When the hydrostatic pressure increased from 0.1 MPa to 4.5 MPa, the corrosion rates of the two steels increased from 0.351 and 0.328 mm/a to 0.486 and 0.426 mm/a, respectively. Hydrostatic pressure had influence on the structure of rust layer of low alloy steel, and formed γ-FeOOH and Fe₃O₄ under deep sea had higher electrochemical activity or conductivity, which promoted the corrosion of steel. Some studies also showed that (Sun et al. 2013a,b), hydrostatic pressure had little effect on the cathodic polarization process of steel, but it accelerated the anodic dissolution rate by improving the activity of chloride ions and promoting the adsorption of chloride ions on the surface. However, the simulation test was limited to the study of short-term corrosion behavior. From the results of long-term real sea tests, the effect of high hydrostatic pressure was obviously weaker than that of dissolved oxygen and other environmental factors. With the increase of depth (hydrostatic pressure), the corrosion rate decreased significantly. On the one hand, this was related to the protective effect of the rust layer. On the other hand, hydrostatic pressure had a limited role in promoting the corrosion rate, which was mainly to promote pitting nucleation rather than accelerating its growth. Yang et al.’s research on the corrosion behavior of Ni–Cr–Mo–V low alloy steel under different hydrostatic pressures in sodium chloride solution showed that high hydrostatic pressure accelerated the metastable pitting initiation rate and reduced the pitting growth probability (Yang et al. 2010). As a result, the corrosion surface morphology tended to be uniform, which was consistent with the deep-sea corrosion morphology.

6 Conclusions

1. In deep sea environment, the corrosion morphology of carbon steel and low alloy steel was more uniform than that in shallow seawater. The surface of coupon from deep sea was relatively flat, covered with a large number of small cavities caused by corrosion. High hydrostatic pressure can promote the corroded surface morphology to become uniform, but its effect on accelerating the corrosion rate was very limited.
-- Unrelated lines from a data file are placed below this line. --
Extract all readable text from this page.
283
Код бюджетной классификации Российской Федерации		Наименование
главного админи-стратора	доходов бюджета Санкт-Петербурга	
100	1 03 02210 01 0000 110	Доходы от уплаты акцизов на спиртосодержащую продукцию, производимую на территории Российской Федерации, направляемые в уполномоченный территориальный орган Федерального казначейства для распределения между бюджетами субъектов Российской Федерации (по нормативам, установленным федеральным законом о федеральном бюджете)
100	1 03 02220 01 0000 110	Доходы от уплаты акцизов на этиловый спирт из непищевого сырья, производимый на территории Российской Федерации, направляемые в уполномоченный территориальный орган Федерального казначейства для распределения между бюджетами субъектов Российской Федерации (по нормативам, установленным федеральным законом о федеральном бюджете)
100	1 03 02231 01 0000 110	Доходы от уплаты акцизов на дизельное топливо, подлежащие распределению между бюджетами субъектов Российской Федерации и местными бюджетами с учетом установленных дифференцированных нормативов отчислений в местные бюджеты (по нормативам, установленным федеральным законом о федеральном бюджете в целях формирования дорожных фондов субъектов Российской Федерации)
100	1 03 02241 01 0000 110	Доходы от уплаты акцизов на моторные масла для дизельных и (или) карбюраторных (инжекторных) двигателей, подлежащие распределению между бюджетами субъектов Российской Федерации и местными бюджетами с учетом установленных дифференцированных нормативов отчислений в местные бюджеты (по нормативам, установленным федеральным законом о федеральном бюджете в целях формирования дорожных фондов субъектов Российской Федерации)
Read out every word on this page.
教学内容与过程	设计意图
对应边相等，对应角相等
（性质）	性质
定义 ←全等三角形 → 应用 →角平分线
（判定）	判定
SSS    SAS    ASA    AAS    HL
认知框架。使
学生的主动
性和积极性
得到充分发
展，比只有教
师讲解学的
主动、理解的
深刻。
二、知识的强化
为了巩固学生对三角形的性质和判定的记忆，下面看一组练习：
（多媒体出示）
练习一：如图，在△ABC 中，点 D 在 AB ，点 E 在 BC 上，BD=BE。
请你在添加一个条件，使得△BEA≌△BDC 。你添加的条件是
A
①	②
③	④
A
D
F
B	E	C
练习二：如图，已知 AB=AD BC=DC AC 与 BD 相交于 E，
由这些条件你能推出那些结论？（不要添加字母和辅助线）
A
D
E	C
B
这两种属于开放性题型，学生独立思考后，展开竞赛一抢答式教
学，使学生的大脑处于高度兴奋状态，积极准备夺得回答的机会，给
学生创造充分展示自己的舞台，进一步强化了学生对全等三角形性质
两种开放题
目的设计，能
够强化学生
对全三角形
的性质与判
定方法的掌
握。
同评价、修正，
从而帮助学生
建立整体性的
2. In the deep sea environment of the South China Sea, the Western Pacific Ocean, and the Indian Ocean, the corrosion rates of low alloy steels exposed for one year at different depths were all higher than that of Q235. The alloy element doping may not improve their corrosion resistance due to the particularity of the deep sea environment.

3. With the increase of seawater depth, the evolution law of the corrosion rates for carbon steel and low alloy steel in different sea areas was similar, with an obvious decline of corrosion rate in the beginning. The gray correlation results indicated that the evolution law of the corrosion rates with depth was mainly controlled by temperature and dissolved oxygen.